Abstract
A malnourished 78-year-old male was admitted to our hospital with a diagnosis of advanced gastric and lung cancers.
Gastroduodenoscopy also revealed a superficial esophageal cancer. Radical treatment for the malignancies was planned. However, the patient's condition worsened because of repeat episodes of aspiration pneumonia and poor nutritional intake.
Nutritional support was administered, and Stamm jejunostomy was performed. Insertion of the jejunostomy tube was uneventful ; the bowel wall was very thin, and no palpable tumor or adhesions were found in his intestine.
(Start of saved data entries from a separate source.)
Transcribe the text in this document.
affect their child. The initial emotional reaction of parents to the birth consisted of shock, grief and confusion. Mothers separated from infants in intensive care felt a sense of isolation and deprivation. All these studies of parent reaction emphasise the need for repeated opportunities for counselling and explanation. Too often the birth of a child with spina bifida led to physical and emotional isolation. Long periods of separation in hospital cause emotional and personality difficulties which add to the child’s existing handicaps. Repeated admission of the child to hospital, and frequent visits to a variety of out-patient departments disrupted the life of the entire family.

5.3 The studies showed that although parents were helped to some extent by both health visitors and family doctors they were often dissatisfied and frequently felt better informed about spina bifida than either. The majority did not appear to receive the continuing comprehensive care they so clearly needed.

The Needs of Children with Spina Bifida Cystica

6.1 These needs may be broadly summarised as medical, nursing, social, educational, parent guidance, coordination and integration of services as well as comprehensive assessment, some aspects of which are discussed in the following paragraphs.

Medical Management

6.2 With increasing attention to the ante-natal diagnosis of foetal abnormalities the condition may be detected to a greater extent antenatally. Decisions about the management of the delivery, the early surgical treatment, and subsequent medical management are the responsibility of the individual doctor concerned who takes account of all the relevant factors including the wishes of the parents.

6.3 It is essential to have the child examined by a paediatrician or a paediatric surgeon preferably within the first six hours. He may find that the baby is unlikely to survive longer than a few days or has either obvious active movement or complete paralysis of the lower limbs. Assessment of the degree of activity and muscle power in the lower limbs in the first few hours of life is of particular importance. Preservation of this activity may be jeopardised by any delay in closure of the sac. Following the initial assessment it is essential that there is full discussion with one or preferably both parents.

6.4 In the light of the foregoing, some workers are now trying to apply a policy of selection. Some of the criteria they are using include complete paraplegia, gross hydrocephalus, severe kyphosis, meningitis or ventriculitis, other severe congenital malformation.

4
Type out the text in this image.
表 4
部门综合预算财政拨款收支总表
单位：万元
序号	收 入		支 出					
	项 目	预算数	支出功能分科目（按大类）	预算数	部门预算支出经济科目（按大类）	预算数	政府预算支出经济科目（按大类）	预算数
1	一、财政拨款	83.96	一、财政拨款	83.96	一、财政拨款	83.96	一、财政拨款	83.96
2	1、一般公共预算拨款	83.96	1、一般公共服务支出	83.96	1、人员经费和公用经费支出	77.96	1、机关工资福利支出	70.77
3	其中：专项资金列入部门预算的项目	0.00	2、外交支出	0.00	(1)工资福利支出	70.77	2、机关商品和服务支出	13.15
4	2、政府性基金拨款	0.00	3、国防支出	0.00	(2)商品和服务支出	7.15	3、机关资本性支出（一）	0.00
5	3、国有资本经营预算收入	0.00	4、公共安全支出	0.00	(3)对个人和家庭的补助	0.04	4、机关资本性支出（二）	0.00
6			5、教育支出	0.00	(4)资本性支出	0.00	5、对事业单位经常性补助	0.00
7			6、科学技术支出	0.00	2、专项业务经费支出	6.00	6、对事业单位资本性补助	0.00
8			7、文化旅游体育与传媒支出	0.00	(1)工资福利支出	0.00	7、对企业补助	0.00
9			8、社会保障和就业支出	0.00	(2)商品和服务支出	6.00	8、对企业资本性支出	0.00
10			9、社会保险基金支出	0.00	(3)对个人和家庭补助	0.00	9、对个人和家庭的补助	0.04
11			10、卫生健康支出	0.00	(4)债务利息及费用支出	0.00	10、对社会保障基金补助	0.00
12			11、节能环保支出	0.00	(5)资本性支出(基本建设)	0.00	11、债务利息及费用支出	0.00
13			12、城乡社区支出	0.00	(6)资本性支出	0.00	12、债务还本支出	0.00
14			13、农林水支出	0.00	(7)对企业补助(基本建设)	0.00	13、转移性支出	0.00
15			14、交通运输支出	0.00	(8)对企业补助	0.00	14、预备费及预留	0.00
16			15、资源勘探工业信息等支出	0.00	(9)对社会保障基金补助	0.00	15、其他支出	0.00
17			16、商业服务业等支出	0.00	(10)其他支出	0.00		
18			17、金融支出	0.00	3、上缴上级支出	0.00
After the operation, he developed vomiting and abdominal pain. Ten days after surgery, abdominal contrast-enhanced CT was performed ; bowel wall thickening around the inserted jejunostomy tube was noted. A diagnosis of intussusception was made and treated non-operatively. The patient's symptoms were relieved immediately, but he subsequently developed vomiting and abdominal pain.
Radiological examination showed intussusception in the same portion of his abdomen, and an emergency operation was performed.
During surgery, a 20-cm-long intussusception distal from the tube insertion was found. It was impossible to relieve the intussusception via the Hutchinson maneuver because of the presence of a firm adhesion between the diseased bowels ; blunt dissection was needed. There were no signs of bowel injury, ischemia, or necrosis. The patient's postoperative course was uneventfull.